A study on optimum surfactant to multiwalled carbon nanotube ratio in alcoholic stable suspensions via UV–Vis absorption spectroscopy and zeta potential analysis

Abstract

Common ultrasonication and centrifugation techniques could be utilized for dispersion of carbon nanotubes in solvents. However, there are few studies investigating the effect of concentration of species on stability of surfactant modified suspensions focusing on specific dispersants. Therefore, in this study, UV–Vis absorption spectroscopy, sedimentations tests, zeta (ζ) potential and dynamic light scattering analyses (DLS) were used as tools to estimate the optimal surfactant to multi walled carbon nanotubes (MWCNTs) weight ratio in stable centrifuged suspensions.

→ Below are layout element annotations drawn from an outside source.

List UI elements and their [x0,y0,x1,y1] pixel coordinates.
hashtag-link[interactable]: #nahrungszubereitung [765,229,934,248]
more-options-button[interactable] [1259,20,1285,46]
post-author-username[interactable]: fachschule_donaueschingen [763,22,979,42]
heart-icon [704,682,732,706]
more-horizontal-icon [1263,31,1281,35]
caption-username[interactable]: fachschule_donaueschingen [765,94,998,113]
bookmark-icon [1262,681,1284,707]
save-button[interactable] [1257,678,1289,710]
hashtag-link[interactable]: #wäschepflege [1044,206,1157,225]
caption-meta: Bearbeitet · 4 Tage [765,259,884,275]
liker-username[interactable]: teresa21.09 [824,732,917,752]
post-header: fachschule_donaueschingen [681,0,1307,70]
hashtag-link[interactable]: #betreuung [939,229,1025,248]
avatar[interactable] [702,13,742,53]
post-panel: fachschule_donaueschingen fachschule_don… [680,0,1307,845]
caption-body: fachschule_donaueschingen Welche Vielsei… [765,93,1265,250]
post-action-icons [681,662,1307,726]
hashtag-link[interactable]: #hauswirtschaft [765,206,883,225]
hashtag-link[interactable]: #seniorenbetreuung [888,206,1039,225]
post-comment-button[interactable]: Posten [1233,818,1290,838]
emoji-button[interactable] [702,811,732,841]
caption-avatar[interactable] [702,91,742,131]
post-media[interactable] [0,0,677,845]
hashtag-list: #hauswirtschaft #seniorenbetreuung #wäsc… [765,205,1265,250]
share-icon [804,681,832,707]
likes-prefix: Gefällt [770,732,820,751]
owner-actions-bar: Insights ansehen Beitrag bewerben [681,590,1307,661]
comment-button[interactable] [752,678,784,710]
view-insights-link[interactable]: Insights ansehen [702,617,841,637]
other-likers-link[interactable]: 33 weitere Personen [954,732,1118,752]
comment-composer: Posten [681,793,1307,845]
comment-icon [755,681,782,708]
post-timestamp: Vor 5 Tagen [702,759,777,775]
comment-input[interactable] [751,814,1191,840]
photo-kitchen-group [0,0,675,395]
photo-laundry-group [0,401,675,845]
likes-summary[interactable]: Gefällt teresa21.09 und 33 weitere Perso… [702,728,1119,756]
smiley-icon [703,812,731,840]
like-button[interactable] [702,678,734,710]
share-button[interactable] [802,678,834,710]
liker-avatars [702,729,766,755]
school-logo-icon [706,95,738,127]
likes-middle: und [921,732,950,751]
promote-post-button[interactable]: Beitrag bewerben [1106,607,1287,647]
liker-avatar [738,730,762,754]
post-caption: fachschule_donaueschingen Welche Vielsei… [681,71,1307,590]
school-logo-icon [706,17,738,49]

MWCNTs colloids were prepared via addition of sodium dodecylbenzene sulfonate (SDBS) with ultrasonication and centrifugation in isopropyl alcohol (IPA). Coupling information gathered from overlapped absorption spectra and weighed dried sediments enabled estimation of MWCNTs concentrations in centrifuged suspensions (supernatant). By utilizing sediments weight and zeta potential observations, optimum SDBS/MWCNTs weight ratios were calculated. The results have shown that the SDBS/MWCNTs ratio should be 9 or higher in supernatants in order to obtain stable suspensions. It was also observed that increasing SDBS/MWCNTs concentrations over 9 in supernatants gradually decreased the zeta potentials of studied suspensions. Higher SDBS/MWCNTs ratios, also decreased settling velocities that were attributed to increased viscosity of supernatants. In addition to overlapping spectra technique, which relies on utilization of spectra related to centrifuged and uncentrifuged suspensions only for quantitative analysis, differential UV–Vis spectra were also utilized for the assessment of SDBS/MWCNTs ratios in supernatants. Presence of SDBS in supernatants (prepared by removing contribution of MWCNTs by using COOH modified MWCNTs’ UV–Vis absorption spectrum) exhibited an unexpected hyperchromic shift in maximum wavelength in spectra leading to misleading estimations of surfactant concentrations.